I am fascinated by stories of people who reinvent themselves. I personally know people who have up-ended their careers, relationships, or lifestyles in the pursuit of something better. These kinds of people are fearless in my eyes; the idea of doing something similar terrifies me.

On the one hand, personal reinvention is in my blood. I come from a long line of immigrants – from Lebanon to Egypt, to France, to Australia. Each generation in my family has made a move across continents to begin their lives anew. These journeys have brought new careers, foreign loves, and changed destinies.

While I crave adventure, it doesn’t rule my decision-making. I find great comfort in taking the more carefully constructed path. There is a safety that comes from envisioning your future, mapping the necessary steps to get there, and consciously taking them. I love spontaneity, but I yearn for long-term plans and an element of predictability. Re-invention seems to go against these things; it’s like taking an eraser to your past and putting a dent in the foundation you spent most of your life building.

In the documentary, She’s the Best Thing In It, stage actress Mary Louise Wilson discusses her own experience of reinvention. After having worked consistently on Broadway for decades, she was awarded its most coveted prize: a Tony Award. What should have propelled her career forward did just the opposite – job offers stopped altogether. She’d reached her peak, and producers wouldn’t go near her.

In the film, Wilson explains how challenging it was to go from a career-defining moment to an all-time low. She took her life into her own hands and began writing her own material, and it wasn’t long before she found success as a playwright. As she grows older, she continues to reinvent herself. The film follows Wilson, at age 79, as she travels to her hometown of New Orleans to teach her first acting class, yet another career adjustment.

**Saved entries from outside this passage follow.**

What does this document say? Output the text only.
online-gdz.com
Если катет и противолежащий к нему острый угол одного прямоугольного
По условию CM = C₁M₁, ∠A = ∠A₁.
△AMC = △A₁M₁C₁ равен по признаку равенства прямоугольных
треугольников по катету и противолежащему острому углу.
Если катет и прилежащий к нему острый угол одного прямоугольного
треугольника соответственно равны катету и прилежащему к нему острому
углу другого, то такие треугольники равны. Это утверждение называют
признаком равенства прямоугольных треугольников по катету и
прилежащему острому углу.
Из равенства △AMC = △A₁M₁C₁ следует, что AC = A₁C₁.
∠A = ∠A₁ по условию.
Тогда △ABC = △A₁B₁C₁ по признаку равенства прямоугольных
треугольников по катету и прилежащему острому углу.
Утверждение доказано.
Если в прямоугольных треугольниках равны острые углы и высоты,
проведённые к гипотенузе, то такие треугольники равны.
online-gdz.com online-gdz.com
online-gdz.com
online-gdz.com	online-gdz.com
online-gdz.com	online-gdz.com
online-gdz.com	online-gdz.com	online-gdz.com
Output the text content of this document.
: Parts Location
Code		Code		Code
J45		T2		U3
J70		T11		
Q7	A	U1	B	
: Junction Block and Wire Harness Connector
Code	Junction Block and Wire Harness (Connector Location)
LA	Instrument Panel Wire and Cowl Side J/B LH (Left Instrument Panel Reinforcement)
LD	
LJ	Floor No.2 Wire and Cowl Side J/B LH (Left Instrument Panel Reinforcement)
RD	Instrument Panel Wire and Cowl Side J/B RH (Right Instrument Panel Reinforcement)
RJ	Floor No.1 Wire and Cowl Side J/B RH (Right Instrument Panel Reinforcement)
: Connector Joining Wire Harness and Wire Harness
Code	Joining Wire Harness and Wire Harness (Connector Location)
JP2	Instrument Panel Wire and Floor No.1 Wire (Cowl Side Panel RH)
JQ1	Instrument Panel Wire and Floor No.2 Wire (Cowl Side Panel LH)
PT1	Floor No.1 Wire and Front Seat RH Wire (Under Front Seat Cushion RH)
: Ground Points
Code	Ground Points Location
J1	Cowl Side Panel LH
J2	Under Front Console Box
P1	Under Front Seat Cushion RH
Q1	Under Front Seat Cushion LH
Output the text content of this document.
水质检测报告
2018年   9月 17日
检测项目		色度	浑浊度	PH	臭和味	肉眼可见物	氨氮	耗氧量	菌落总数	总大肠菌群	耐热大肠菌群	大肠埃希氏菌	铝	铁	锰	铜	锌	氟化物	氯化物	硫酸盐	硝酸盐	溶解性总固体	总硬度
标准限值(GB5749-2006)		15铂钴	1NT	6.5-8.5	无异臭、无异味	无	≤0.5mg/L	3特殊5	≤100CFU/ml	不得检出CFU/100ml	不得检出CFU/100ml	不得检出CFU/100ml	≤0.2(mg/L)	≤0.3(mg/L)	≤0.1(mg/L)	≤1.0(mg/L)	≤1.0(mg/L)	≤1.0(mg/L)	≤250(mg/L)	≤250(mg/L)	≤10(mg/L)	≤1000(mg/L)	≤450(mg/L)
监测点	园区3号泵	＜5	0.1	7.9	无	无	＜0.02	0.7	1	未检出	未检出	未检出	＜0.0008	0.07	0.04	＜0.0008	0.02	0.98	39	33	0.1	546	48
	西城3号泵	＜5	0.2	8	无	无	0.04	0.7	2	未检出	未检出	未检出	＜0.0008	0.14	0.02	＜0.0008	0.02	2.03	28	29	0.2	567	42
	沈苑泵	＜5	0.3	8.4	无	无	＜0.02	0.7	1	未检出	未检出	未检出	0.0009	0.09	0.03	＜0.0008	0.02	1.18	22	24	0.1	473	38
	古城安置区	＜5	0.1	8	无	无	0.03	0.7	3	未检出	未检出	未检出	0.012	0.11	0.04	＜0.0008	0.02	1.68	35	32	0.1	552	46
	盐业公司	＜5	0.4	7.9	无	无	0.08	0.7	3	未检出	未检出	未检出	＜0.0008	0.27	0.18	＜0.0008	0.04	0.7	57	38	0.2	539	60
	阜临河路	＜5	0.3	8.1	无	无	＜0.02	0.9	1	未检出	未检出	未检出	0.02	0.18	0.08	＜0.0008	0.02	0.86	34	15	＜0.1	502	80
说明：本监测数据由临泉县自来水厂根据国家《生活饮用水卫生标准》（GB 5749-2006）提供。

The problem with trusting your gut is that it is often curtailed by fear. And the thing about fear is that it is symbiotically linked to our notions of safety. We seek protection from what frightens us, and too often, it pulls us in the opposite direction. A small move in a safer direction can gradually move us miles away from where we intuitively wanted to be in the first place. It takes a brave soul to listen to a gut instinct that might be saying: “Do a 360.”

I’ve come to realize that no matter how much I may want to pave the road ahead of me, there are going to be potholes and divergent paths I can’t foresee. But I am beginning to discover a newfound beauty in the unexpected fractures – it’s a journey guided more by my intuition and less by pre-conceived notions.

Reinvention demands that the way we see our present and future selves be fluid, with the possibility for change. Or, we can choose to see it as more of an unraveling and allow life, with all its twists and turns, to peel back the layers, infinitely revealing our potential.